Se telefonando io potessi… darti i Big Data
La possibilità di utilizzare i Big Data della telefonia mobile per fini statistici riceve il Sì del Garante della Privacy. Lo studio dell’ISTAT dovrà coordinarsi con la tutela dell’interessato
“Sai ched’è la statistica?”, scriveva Trilussa.
Quel qualcosa che serve per fare un conto generale, della gente che nasce, che sta male, che muore, che va in carcere o che si sposa, così come rispondeva il poeta, attualmente, è parametro di una moderna e tipica combinazione dell’epoca 2.0: il diritto e la tecnologia, o meglio, l’asincronia tra diritto e tecnologia.
Quello spazio temporale indefinito nel quale il diritto cerca, disperatamente, un allineamento con il progresso della tecnica è teatro, oggi, di un’altra sfida: il coordinamento tra la tutela della riservatezza nei Big Data.
Il Sì all’utilizzo dei Big Data di telefonia mobile per fini statistici è arrivato anche dal Garante della Privacy, che però si raccomanda che ciò venga accompagnato da regole precise e garantiste dei diritti degli interessati.
Inquadriamo bene la situazione.
Un insieme di dati reperibili da diverse fonti che si aggiornano con notevolissima velocità, rispondono al nome di Big Data, i quali trovano la matrice preferenziali proprio nelle nostre iterazioni con il web: geolocalizzazioni, tweet, social network e servizi di messaggistica.
Tanto per rimanere in tema di statistiche, ecco dei numeri sui quale riflettere: 6 megabyte di informazioni digitali vengono prodotti da un individuo in 24 ore, 1,7 milioni di miliardi di byte vengono invece prodotti al minuto su scala mondiale.
SI chiama “Call Detail Record”, il sistema con il quale l’ISTAT studierà la mobilità italiana. Tale metodo prevede l’assegnazione di un numero progressivo, da parte delle compagnie telefoniche, all’utente ogni volta che questi effettuerà una chiamata.
L’identificazione dell’utente nei tabulati, però, non avverrà con le classiche generalità, bensì con delle coordinate indicative dell’ora e del luogo in cui è avvenuta la telefonata.

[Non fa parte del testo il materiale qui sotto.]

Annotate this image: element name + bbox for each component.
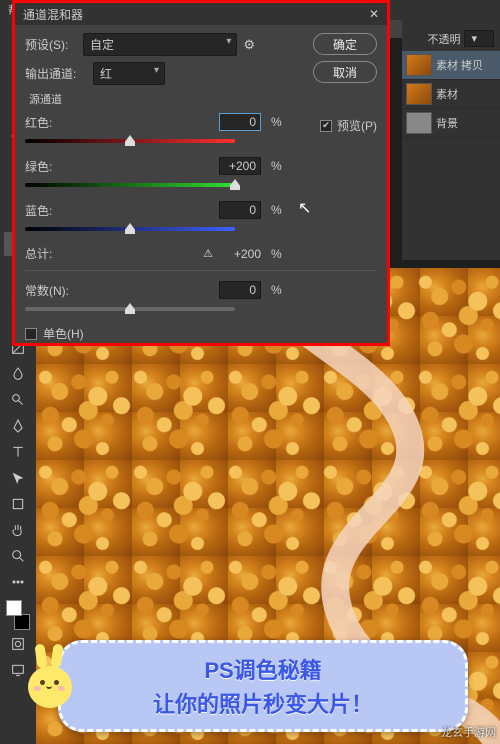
green-label: 绿色:: [25, 158, 69, 175]
tool-hand[interactable]: [4, 518, 32, 542]
bunny-icon: [22, 644, 78, 714]
tool-more[interactable]: [4, 570, 32, 594]
preset-select[interactable]: 自定: [83, 33, 237, 56]
percent-label: %: [271, 247, 285, 261]
tool-rect[interactable]: [4, 492, 32, 516]
tool-blur[interactable]: [4, 362, 32, 386]
green-slider[interactable]: [25, 177, 235, 191]
output-channel-label: 输出通道:: [25, 65, 87, 82]
channel-mixer-dialog: 通道混和器 ✕ 预设(S): 自定 ⚙ 输出通道: 红 确定 取消 ✔ 预览(P…: [12, 0, 390, 346]
red-input[interactable]: [219, 113, 261, 131]
red-slider[interactable]: [25, 133, 235, 147]
layer-row-src[interactable]: 素材: [402, 80, 500, 109]
green-input[interactable]: [219, 157, 261, 175]
layers-panel: 不透明 ▾ 素材 拷贝 素材 背景: [402, 0, 500, 260]
opacity-label: 不透明: [427, 31, 460, 47]
constant-label: 常数(N):: [25, 282, 81, 299]
monochrome-checkbox[interactable]: [25, 328, 37, 340]
percent-label: %: [271, 115, 285, 129]
tool-type[interactable]: [4, 440, 32, 464]
tool-dodge[interactable]: [4, 388, 32, 412]
gear-icon[interactable]: ⚙: [243, 37, 255, 53]
layer-name: 素材 拷贝: [436, 57, 483, 73]
close-icon[interactable]: ✕: [369, 7, 379, 21]
warning-icon: ⚠: [203, 247, 213, 260]
callout-bubble: PS调色秘籍 让你的照片秒变大片！: [58, 640, 468, 732]
layer-thumb-icon: [406, 83, 432, 105]
watermark: 龙玄手游网: [441, 724, 496, 740]
layer-row-bg[interactable]: 背景: [402, 109, 500, 138]
percent-label: %: [271, 203, 285, 217]
tool-path[interactable]: [4, 466, 32, 490]
preview-checkbox[interactable]: ✔: [320, 120, 332, 132]
callout: PS调色秘籍 让你的照片秒变大片！: [28, 640, 468, 732]
tool-pen[interactable]: [4, 414, 32, 438]
blue-input[interactable]: [219, 201, 261, 219]
cancel-button[interactable]: 取消: [313, 61, 377, 83]
layer-row-copy[interactable]: 素材 拷贝: [402, 51, 500, 80]
red-label: 红色:: [25, 114, 69, 131]
constant-slider[interactable]: [25, 301, 235, 315]
dialog-titlebar[interactable]: 通道混和器 ✕: [15, 3, 387, 25]
layer-name: 背景: [436, 115, 458, 131]
layer-thumb-icon: [406, 112, 432, 134]
callout-line1: PS调色秘籍: [204, 653, 321, 685]
blue-slider[interactable]: [25, 221, 235, 235]
ok-button[interactable]: 确定: [313, 33, 377, 55]
divider: [25, 270, 377, 271]
callout-line2: 让你的照片秒变大片！: [153, 687, 373, 719]
percent-label: %: [271, 283, 285, 297]
preview-label: 预览(P): [337, 117, 377, 134]
percent-label: %: [271, 159, 285, 173]
total-label: 总计:: [25, 245, 69, 262]
monochrome-label: 单色(H): [43, 325, 84, 342]
total-value: +200: [219, 247, 261, 261]
tool-zoom[interactable]: [4, 544, 32, 568]
opacity-select[interactable]: ▾: [464, 30, 494, 47]
color-swatches[interactable]: [4, 600, 32, 630]
preset-label: 预设(S):: [25, 36, 77, 53]
constant-input[interactable]: [219, 281, 261, 299]
blue-label: 蓝色:: [25, 202, 69, 219]
output-channel-select[interactable]: 红: [93, 62, 165, 85]
layer-thumb-icon: [406, 54, 432, 76]
dialog-title-text: 通道混和器: [23, 6, 83, 23]
layer-name: 素材: [436, 86, 458, 102]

Lo scopo dello studio dell’ISTAT sarà quello di fornire un dettagliato patrimonio informativo come utile risorsa per migliorare la gestione di servizi come il trasporto locale, nonché per pianificare interventi della Protezione Civile nelle situazioni di necessità.
Il Garante, però, è giustamente fermo nel subordinare tale metodologia di raccolta dei dati, al fatto che avvenga nel rispetto dell’anonimato, e chiede, altresì, che essi non vengano controllati o “intrecciati”, per qualsiasi motivo, con quanto posseduto dall’ISTAT in altri database.
I racconti sulla nostra quotidianità scritti in termini di Big Data, dunque, rilasciano un’immagine, seppur parziale, delle nostre abitudini. Il rischio, connesso allo “sconfinamento” nella sfera più intima di un individuo, derivante dal trattamento dei dati, è, allora, ben evidente.
Pericolosità, in un discorso ben più generale, che diventa investimento per le imprese: l’osservazione comportamentale diventa, infatti, una strategia vincente di marketing altamente remunerativa (almeno in termini di risparmio del tempo).
Per non parlare, poi, della potenzialità lesiva in termini concorrenziali dello sfruttamento dei Big Data quale tecnologica predittiva delle scelte del consumatore nel mercato globale, ma questi sono altri discorsi.
Torniamo al Sì del Garante. Una risposta importante che conferma la rilevanza delle informazioni digitali nell’habitat informatico nel quale siamo immersi, ma ribadisce, al contempo, la necessità di regole sempre più duttili al progresso tecnologico; rilevanza e necessità che dovrebbero essere i nuovi perni del sistema moderno.
Il passo per entrare nell’universo alternativo di Minority Report sta diventando, in questo modo, sempre più breve, forse perché, oggi, la tecnologia è la nuova regola.